It’s definitely not every day that a film festival holds a world premiere of a “new” silent film directed by the great Ozu Yasujiro. Although there are probably still plenty of films, Japanese or otherwise, that have never been presented to the general public, one tends to think that in this day and age everything that can be discovered has already been discovered.
Due to technological advancements, the world of international cinema seems a lot smaller than it probably used to in times when Ozu was making some of his beloved classics, but it would be rather foolish to assume that it doesn't hold any more secrets. The immense thrill and excitement that comes with every new finding only makes one wish that some of the other works that got lost before and after World War II would magically reappear.
Screened as part of Kyoto Internaional Film and Art Festival's focus on silent cinema, the aforementioned never-before-seen Ozu film is a short, newly restored 20-minute version of a 1929 film called Tokkan Kozo, aka A Straightforward Boy. The film premiered at the Yoshimoto Gion Kagetsu theatre near Kyoto’s famous Yasaka Shrine on October 15th.
According to the officials at the Toy Film Museum in Kyoto, where the picture has been found, it’s an almost complete version of the full-length original, as it includes some additional scenes and intertitles that are missing from the previously discovered copy, which has been widely available on YouTube for some time now.
While short and simple, the picture, which revolves around a malicious boy (played by Aoki Tomio, a famous child actor of the pre-war period) and his inept kidnapper (played by Saito Tatsuo, Ozu’s longtime collaborator), is indeed a lot more tasteful and funny than most of the contemporary comedies produced worldwide. Although the film doesn’t really have any of the so-called “Ozu-esque” features, the visibly innovative storytelling technique and perfect comedic timing show early signs of huge talent.
The grand premiere of the film was later followed by a screening of Ozu’s 1931 feature The Lady and the Beard, which is considered to be a representative film of the nonsense comedy genre, exercised by the director during the silent era. The 75-minute picture can be viewed online as well and is a definitive must for Japanese cinema fans.
For some reason, the big and historically important event attracted less people than one would have expected based on the media attention the whole discovery story gained in the past two months. Perhaps the beautiful weather encouraged people to go out and explore the old capital. For what it’s worth, the premiere definitely felt satisfingly private. Yet what made it particularly interesting and enjoyable was the appearance of Ichiro Kataoka, a modern-day benshi, who narrated both films to the accompaniment of Yanashita Mie and her piano.
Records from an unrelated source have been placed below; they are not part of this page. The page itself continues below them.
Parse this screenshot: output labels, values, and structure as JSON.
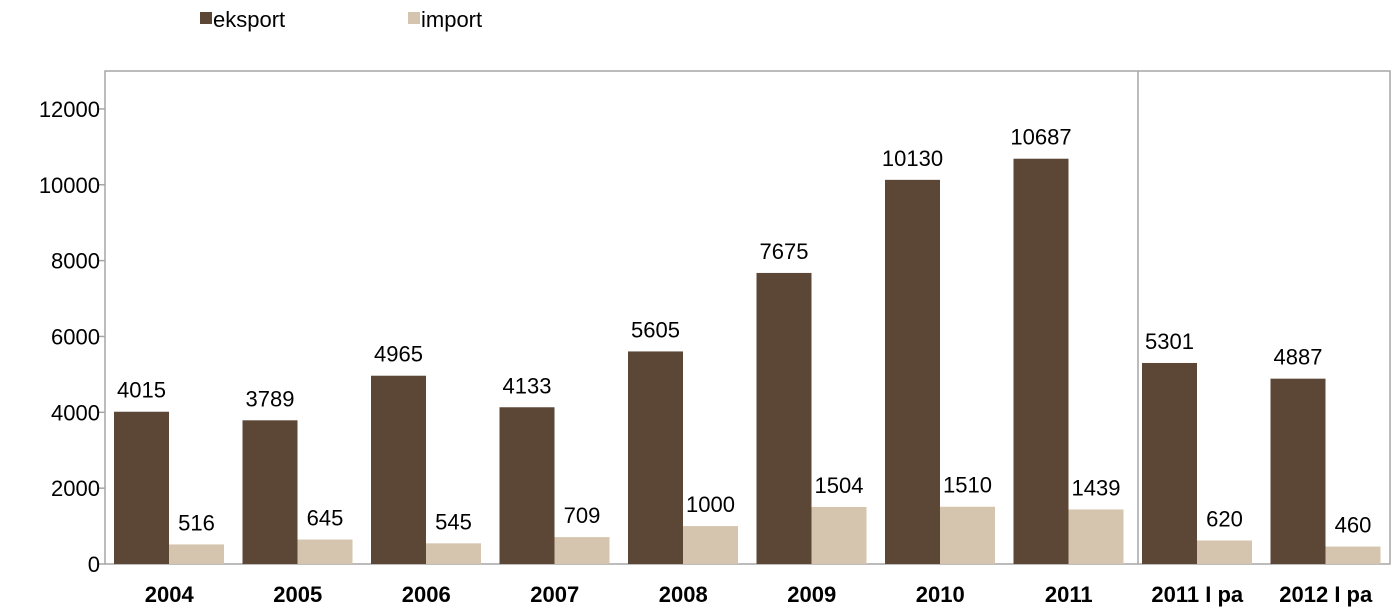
{
  "chart_data": {
    "type": "bar",
    "categories": [
      "2004",
      "2005",
      "2006",
      "2007",
      "2008",
      "2009",
      "2010",
      "2011",
      "2011 I pa",
      "2012 I pa"
    ],
    "series": [
      {
        "name": "eksport",
        "color": "#5c4636",
        "values": [
          4015,
          3789,
          4965,
          4133,
          5605,
          7675,
          10130,
          10687,
          5301,
          4887
        ]
      },
      {
        "name": "import",
        "color": "#d5c5ae",
        "values": [
          516,
          645,
          545,
          709,
          1000,
          1504,
          1510,
          1439,
          620,
          460
        ]
      }
    ],
    "yticks": [
      "0",
      "2000",
      "4000",
      "6000",
      "8000",
      "10000",
      "12000"
    ],
    "ylim": [
      0,
      13000
    ],
    "legend_position": "top-left",
    "divider_after_category": "2011",
    "grid": false
  }
}
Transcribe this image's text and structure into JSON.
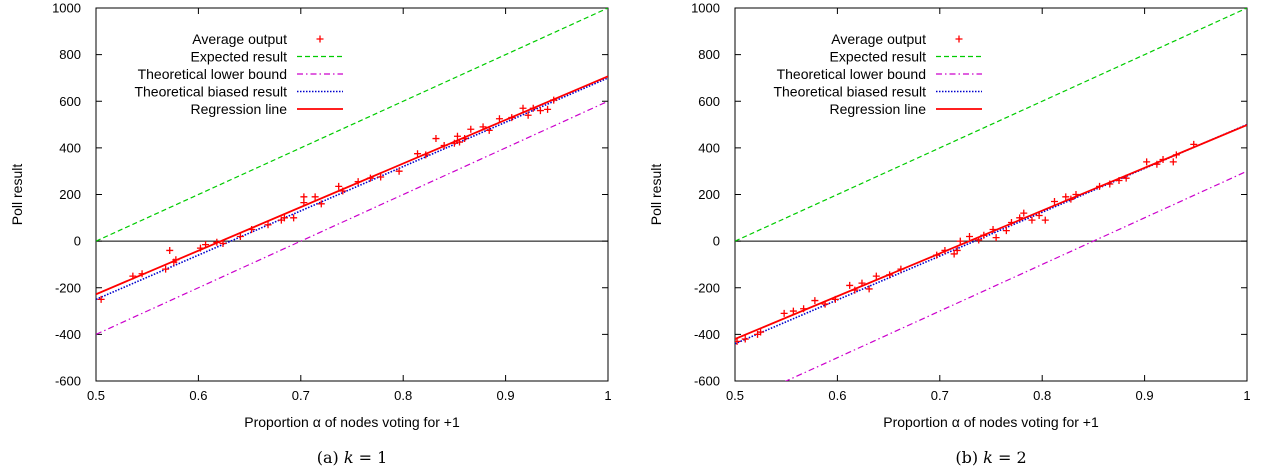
{
  "chart_data": [
    {
      "type": "scatter",
      "caption_prefix": "(a)",
      "caption_var": "k",
      "caption_eq": " = 1",
      "xlabel": "Proportion α of nodes voting for +1",
      "ylabel": "Poll result",
      "xlim": [
        0.5,
        1
      ],
      "ylim": [
        -600,
        1000
      ],
      "xticks": [
        "0.5",
        "0.6",
        "0.7",
        "0.8",
        "0.9",
        "1"
      ],
      "yticks": [
        "-600",
        "-400",
        "-200",
        "0",
        "200",
        "400",
        "600",
        "800",
        "1000"
      ],
      "grid": false,
      "legend_position": "top-left",
      "colors": {
        "scatter": "#ff0000",
        "expected": "#00cc00",
        "lower": "#cc00cc",
        "biased": "#0000cc",
        "regression": "#ff0000"
      },
      "series": [
        {
          "name": "Average output",
          "kind": "points",
          "x": [
            0.505,
            0.536,
            0.545,
            0.568,
            0.572,
            0.576,
            0.578,
            0.602,
            0.607,
            0.618,
            0.624,
            0.641,
            0.652,
            0.668,
            0.681,
            0.684,
            0.693,
            0.703,
            0.703,
            0.714,
            0.72,
            0.737,
            0.741,
            0.756,
            0.768,
            0.778,
            0.796,
            0.814,
            0.822,
            0.832,
            0.84,
            0.85,
            0.853,
            0.855,
            0.86,
            0.866,
            0.878,
            0.884,
            0.894,
            0.906,
            0.917,
            0.922,
            0.927,
            0.934,
            0.941,
            0.947
          ],
          "y": [
            -250,
            -150,
            -140,
            -120,
            -40,
            -90,
            -80,
            -30,
            -15,
            -5,
            -10,
            20,
            50,
            70,
            90,
            100,
            100,
            190,
            165,
            190,
            160,
            235,
            215,
            255,
            270,
            275,
            300,
            375,
            370,
            440,
            410,
            420,
            450,
            425,
            440,
            480,
            490,
            475,
            525,
            530,
            570,
            540,
            570,
            560,
            565,
            605
          ]
        },
        {
          "name": "Expected result",
          "kind": "line",
          "x": [
            0.5,
            1
          ],
          "y": [
            0,
            1000
          ]
        },
        {
          "name": "Theoretical lower bound",
          "kind": "line",
          "x": [
            0.5,
            1
          ],
          "y": [
            -400,
            600
          ]
        },
        {
          "name": "Theoretical biased result",
          "kind": "line",
          "x": [
            0.5,
            1
          ],
          "y": [
            -250,
            700
          ]
        },
        {
          "name": "Regression line",
          "kind": "line",
          "x": [
            0.5,
            1
          ],
          "y": [
            -228,
            707
          ]
        }
      ]
    },
    {
      "type": "scatter",
      "caption_prefix": "(b)",
      "caption_var": "k",
      "caption_eq": " = 2",
      "xlabel": "Proportion α of nodes voting for +1",
      "ylabel": "Poll result",
      "xlim": [
        0.5,
        1
      ],
      "ylim": [
        -600,
        1000
      ],
      "xticks": [
        "0.5",
        "0.6",
        "0.7",
        "0.8",
        "0.9",
        "1"
      ],
      "yticks": [
        "-600",
        "-400",
        "-200",
        "0",
        "200",
        "400",
        "600",
        "800",
        "1000"
      ],
      "grid": false,
      "legend_position": "top-left",
      "colors": {
        "scatter": "#ff0000",
        "expected": "#00cc00",
        "lower": "#cc00cc",
        "biased": "#0000cc",
        "regression": "#ff0000"
      },
      "series": [
        {
          "name": "Average output",
          "kind": "points",
          "x": [
            0.502,
            0.51,
            0.522,
            0.525,
            0.548,
            0.557,
            0.567,
            0.578,
            0.588,
            0.598,
            0.612,
            0.617,
            0.624,
            0.631,
            0.638,
            0.651,
            0.662,
            0.697,
            0.705,
            0.714,
            0.717,
            0.72,
            0.729,
            0.738,
            0.743,
            0.752,
            0.755,
            0.765,
            0.77,
            0.778,
            0.782,
            0.79,
            0.797,
            0.803,
            0.812,
            0.823,
            0.828,
            0.833,
            0.856,
            0.866,
            0.875,
            0.882,
            0.902,
            0.912,
            0.918,
            0.928,
            0.931,
            0.948
          ],
          "y": [
            -430,
            -420,
            -400,
            -390,
            -310,
            -300,
            -290,
            -255,
            -270,
            -250,
            -190,
            -210,
            -180,
            -205,
            -150,
            -145,
            -120,
            -60,
            -40,
            -55,
            -40,
            0,
            20,
            5,
            25,
            50,
            15,
            45,
            80,
            100,
            120,
            90,
            110,
            90,
            170,
            190,
            180,
            200,
            235,
            245,
            260,
            270,
            340,
            330,
            350,
            340,
            370,
            415
          ]
        },
        {
          "name": "Expected result",
          "kind": "line",
          "x": [
            0.5,
            1
          ],
          "y": [
            0,
            1000
          ]
        },
        {
          "name": "Theoretical lower bound",
          "kind": "line",
          "x": [
            0.5,
            1
          ],
          "y": [
            -700,
            300
          ]
        },
        {
          "name": "Theoretical biased result",
          "kind": "line",
          "x": [
            0.5,
            1
          ],
          "y": [
            -440,
            500
          ]
        },
        {
          "name": "Regression line",
          "kind": "line",
          "x": [
            0.5,
            1
          ],
          "y": [
            -420,
            498
          ]
        }
      ]
    }
  ]
}
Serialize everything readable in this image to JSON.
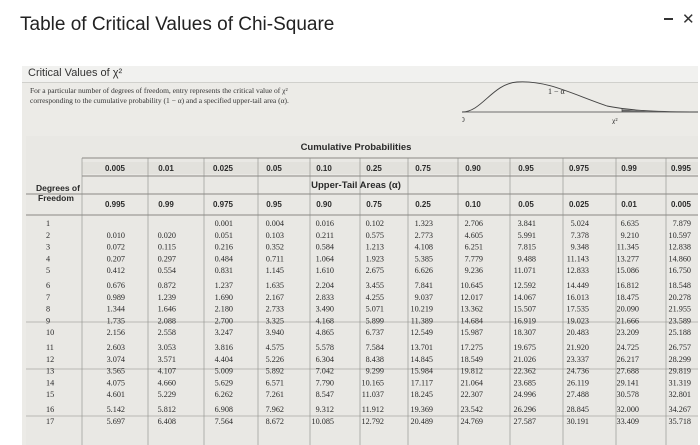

The impressive and handsomely entertaining live performance, combined with the old-school atmosphere of the venue, more than made up for the somewhat disappointing attendance figures. The whole event was presented entirely in Japanese, and only the first film had English subtitles. Whether they’re actually needed is arguable, but they would certainly help the viewer understand some more difficult bits.
Undeniably, watching a silent picture on the big screen might pose a bit of a challenge for people who are accustomed to enjoying mainly audio-visual experiences on a day-to-day basis. Although, in theory, during the silent era the figure of a benshi wasn’t considered to be an indispensable part of the film, he nevertheless played a very important role in the development of cinema-going culture. His performance could’ve either enhanced or ruined the movie. The complexity behind live narration can certainly be a factor as to why it’s often treated as art.
The sheer pleasure of seeing such an unusual spectacle, and in such a wonderful setting, made the whole visit to Kyoto, the birthplace of Japanese cinema, unforgettable.